During our experiments, we encountered another issue concerning the influence of image quality on detection accuracy. Specifically, regions with continuous thin cloud shadows could be erroneously identified as disturbances. Although the Shewhart X-bar chart can help to eliminate outliers caused by clouds or shadows, it does not entirely eliminate errors, as shown in Figure 12. This will be explored in our future research. Furthermore, some pixel values may not exceed the control limits, primarily due to minor spectral variations, which could potentially lead to omission errors. However, neighboring pixels may exhibit more significant differences and be correctly identified as disturbances. To mitigate this concern, we intend to incorporate an object-based change detection method [52] to filter out these omission errors, ensuring the completeness of detected patches within the same region [53].

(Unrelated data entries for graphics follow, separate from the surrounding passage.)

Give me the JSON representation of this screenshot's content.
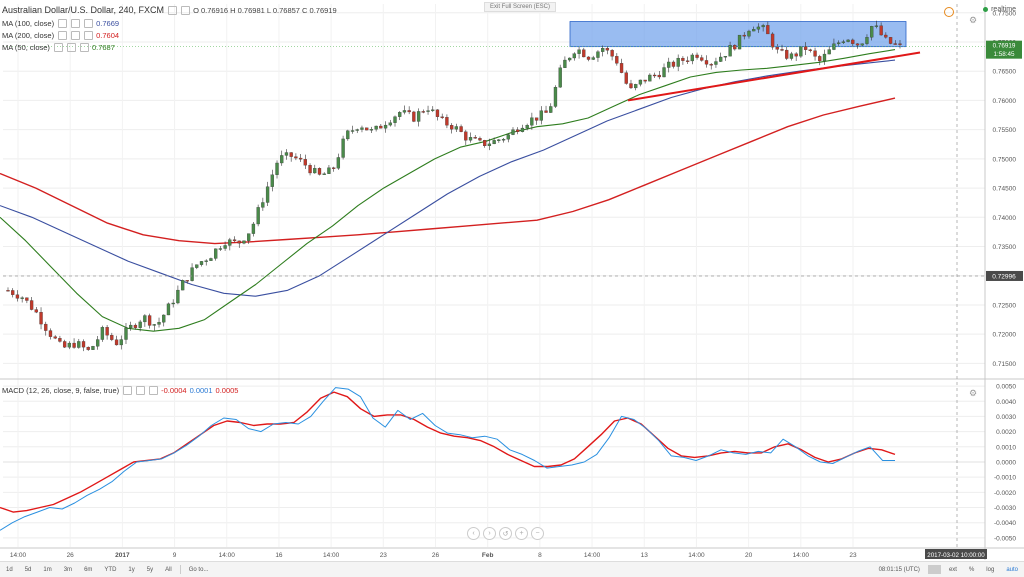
{
  "header": {
    "symbol_title": "Australian Dollar/U.S. Dollar, 240, FXCM",
    "ohlc": "O 0.76916 H 0.76981 L 0.76857 C 0.76919",
    "exit_fullscreen": "Exit Full Screen (ESC)",
    "realtime": "realtime"
  },
  "legends": [
    {
      "label": "MA (100, close)",
      "value": "0.7669",
      "color": "#3a4fa0"
    },
    {
      "label": "MA (200, close)",
      "value": "0.7604",
      "color": "#d32020"
    },
    {
      "label": "MA (50, close)",
      "value": "0.7687",
      "color": "#2e7d1e"
    }
  ],
  "macd_legend": {
    "label": "MACD (12, 26, close, 9, false, true)",
    "values": [
      {
        "text": "-0.0004",
        "color": "#d32020"
      },
      {
        "text": "0.0001",
        "color": "#2a7ad4"
      },
      {
        "text": "0.0005",
        "color": "#d32020"
      }
    ]
  },
  "chart_data": [
    {
      "type": "candlestick",
      "price_ticks": [
        "0.77500",
        "0.77000",
        "0.76500",
        "0.76000",
        "0.75500",
        "0.75000",
        "0.74500",
        "0.74000",
        "0.73500",
        "0.73000",
        "0.72500",
        "0.72000",
        "0.71500"
      ],
      "price_range": [
        0.7125,
        0.7765
      ],
      "last_price_label": "0.76919",
      "countdown_label": "1:58:45",
      "crosshair_price_label": "0.72996",
      "crosshair_price": 0.72996,
      "x_tick_labels": [
        "14:00",
        "26",
        "2017",
        "9",
        "14:00",
        "16",
        "14:00",
        "23",
        "26",
        "Feb",
        "8",
        "14:00",
        "13",
        "14:00",
        "20",
        "14:00",
        "23"
      ],
      "crosshair_time_label": "2017-03-02 10:00:00",
      "close_path": [
        0.7275,
        0.7265,
        0.724,
        0.7205,
        0.7175,
        0.7185,
        0.717,
        0.7205,
        0.7185,
        0.721,
        0.723,
        0.7215,
        0.725,
        0.729,
        0.732,
        0.7335,
        0.736,
        0.7355,
        0.738,
        0.744,
        0.75,
        0.7505,
        0.749,
        0.747,
        0.748,
        0.754,
        0.756,
        0.7545,
        0.7565,
        0.758,
        0.757,
        0.759,
        0.7565,
        0.7555,
        0.7535,
        0.7525,
        0.753,
        0.754,
        0.756,
        0.757,
        0.758,
        0.766,
        0.769,
        0.7675,
        0.769,
        0.767,
        0.7615,
        0.7635,
        0.7645,
        0.766,
        0.767,
        0.768,
        0.7665,
        0.768,
        0.77,
        0.773,
        0.772,
        0.768,
        0.7675,
        0.769,
        0.7665,
        0.769,
        0.771,
        0.7695,
        0.773,
        0.77,
        0.7692
      ],
      "ma_50": [
        0.74,
        0.736,
        0.7315,
        0.727,
        0.723,
        0.721,
        0.7205,
        0.721,
        0.7225,
        0.7255,
        0.7285,
        0.732,
        0.7355,
        0.7385,
        0.742,
        0.745,
        0.7475,
        0.75,
        0.752,
        0.753,
        0.7545,
        0.7555,
        0.756,
        0.757,
        0.759,
        0.761,
        0.7625,
        0.764,
        0.7648,
        0.7652,
        0.7655,
        0.766,
        0.7665,
        0.7672,
        0.768,
        0.7687
      ],
      "ma_100": [
        0.742,
        0.74,
        0.7375,
        0.735,
        0.7325,
        0.7305,
        0.7285,
        0.727,
        0.7265,
        0.7275,
        0.73,
        0.7335,
        0.737,
        0.7405,
        0.744,
        0.747,
        0.7495,
        0.7515,
        0.754,
        0.7565,
        0.7585,
        0.7605,
        0.762,
        0.7632,
        0.7642,
        0.765,
        0.7657,
        0.7663,
        0.7669
      ],
      "ma_200": [
        0.7475,
        0.745,
        0.742,
        0.739,
        0.737,
        0.736,
        0.7355,
        0.7358,
        0.7362,
        0.7366,
        0.737,
        0.7375,
        0.738,
        0.7385,
        0.739,
        0.7395,
        0.741,
        0.743,
        0.7455,
        0.748,
        0.7505,
        0.753,
        0.7555,
        0.7575,
        0.759,
        0.7604
      ],
      "trendline": [
        [
          0.76,
          0.7682
        ]
      ],
      "resistance_zone": [
        0.7692,
        0.7735
      ]
    },
    {
      "type": "line",
      "name": "MACD",
      "y_ticks": [
        "0.0050",
        "0.0040",
        "0.0030",
        "0.0020",
        "0.0010",
        "0.0000",
        "-0.0010",
        "-0.0020",
        "-0.0030",
        "-0.0040",
        "-0.0050"
      ],
      "y_range": [
        -0.0056,
        0.0054
      ],
      "macd": [
        -0.0045,
        -0.004,
        -0.0036,
        -0.0033,
        -0.003,
        -0.0031,
        -0.0027,
        -0.0022,
        -0.0018,
        -0.0013,
        -0.0006,
        0.0,
        0.0001,
        0.0002,
        0.0006,
        0.0011,
        0.0017,
        0.0024,
        0.0029,
        0.0028,
        0.0022,
        0.002,
        0.0025,
        0.0026,
        0.0025,
        0.003,
        0.004,
        0.0049,
        0.0048,
        0.0043,
        0.0029,
        0.0023,
        0.0034,
        0.0028,
        0.0032,
        0.0024,
        0.0019,
        0.0018,
        0.0016,
        0.0017,
        0.0015,
        0.0008,
        0.0005,
        0.0001,
        -0.0004,
        -0.0003,
        -0.0002,
        0.0,
        0.0005,
        0.0016,
        0.003,
        0.0028,
        0.0022,
        0.0014,
        0.0004,
        0.0003,
        0.0001,
        0.0004,
        0.0008,
        0.0006,
        0.0005,
        0.0007,
        0.0006,
        0.0015,
        0.001,
        0.0004,
        0.0,
        -0.0001,
        0.0003,
        0.0007,
        0.001,
        0.0001,
        0.0001
      ],
      "signal": [
        -0.003,
        -0.0033,
        -0.0032,
        -0.003,
        -0.0028,
        -0.0024,
        -0.002,
        -0.0015,
        -0.001,
        -0.0005,
        0.0,
        0.0001,
        0.0002,
        0.0006,
        0.0012,
        0.0018,
        0.0024,
        0.0027,
        0.0026,
        0.0024,
        0.0025,
        0.0025,
        0.0026,
        0.0033,
        0.0042,
        0.0046,
        0.0043,
        0.0035,
        0.003,
        0.0031,
        0.0031,
        0.0028,
        0.0023,
        0.0019,
        0.0017,
        0.0016,
        0.0014,
        0.001,
        0.0005,
        0.0001,
        -0.0003,
        -0.0003,
        -0.0002,
        0.0002,
        0.001,
        0.0018,
        0.0027,
        0.0029,
        0.0025,
        0.0017,
        0.0009,
        0.0004,
        0.0003,
        0.0004,
        0.0006,
        0.0007,
        0.0006,
        0.0006,
        0.001,
        0.0012,
        0.0008,
        0.0003,
        0.0,
        0.0002,
        0.0006,
        0.0009,
        0.0008,
        0.0005
      ]
    }
  ],
  "toolbar": {
    "timeframes": [
      "1d",
      "5d",
      "1m",
      "3m",
      "6m",
      "YTD",
      "1y",
      "5y",
      "All",
      "Go to..."
    ],
    "clock": "08:01:15 (UTC)",
    "ext": "ext",
    "percent": "%",
    "log": "log",
    "auto": "auto"
  }
}
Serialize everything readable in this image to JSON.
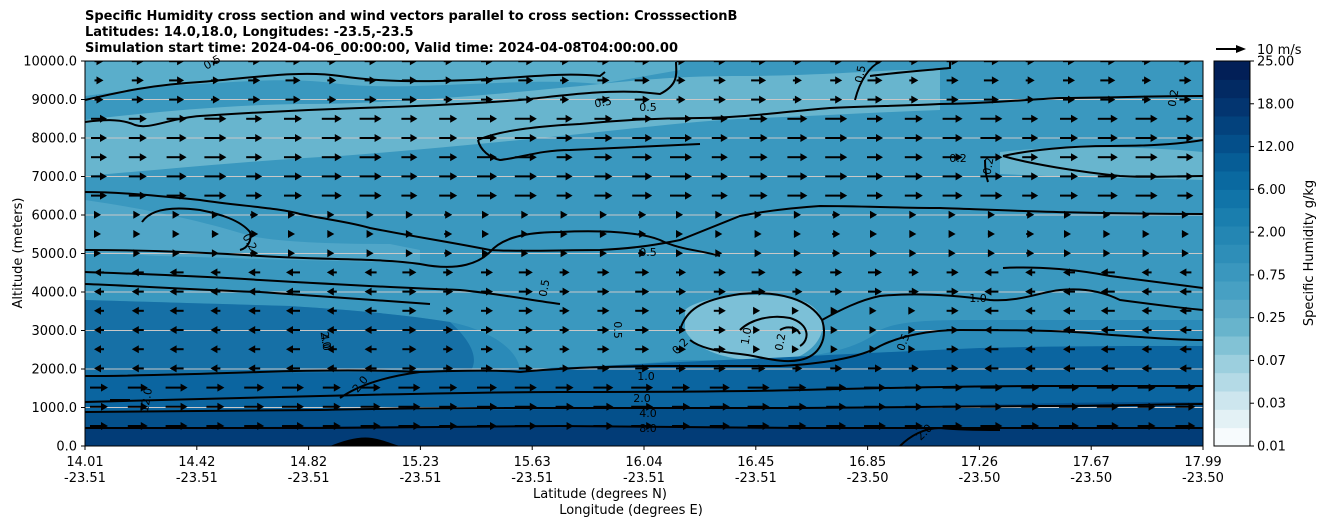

Additionally, the detection algorithm only detected forest disturbances and did not differentiate between disturbance types. This limitation restricts their utility for forest resource management. Therefore, in future research, we intend to integrate classification algorithms into the change detection process to attribute various intensities of disturbances.

6. Conclusions

In this study, we proposed an online change detection algorithm known as AEWMACD for detecting forest disturbances with different intensities. EWMACD algorithms determine changes using fixed smoothing coefficients, which poses challenges when both high- and low-intensity disturbances occur. To address the limitation, the proposed AEWMACD algorithm can adaptively adjust smoothing coefficients to enhance its effectiveness in multi-intensity disturbance detection. It showed a rapid response of the AEWMACD algorithm to high-intensity disturbances, and the sensitivity to low-intensity disturbances proved the potentiality of the algorithm for early warning. The proposed AEWMACD algorithm presents an alternative for quickly and accurately capturing diverse forest disturbance agents driven by natural causes and human activities, laying the foundation for subsequent attribution of forest disturbance agents. In future endeavors, the emphasis will be on optimizing the method for regions characterized by diverse tree species, with the goal of achieving broader applications. Additionally, further research will be conducted to address challenges related to multiple features, object-based approaches, and the classification of disturbance types.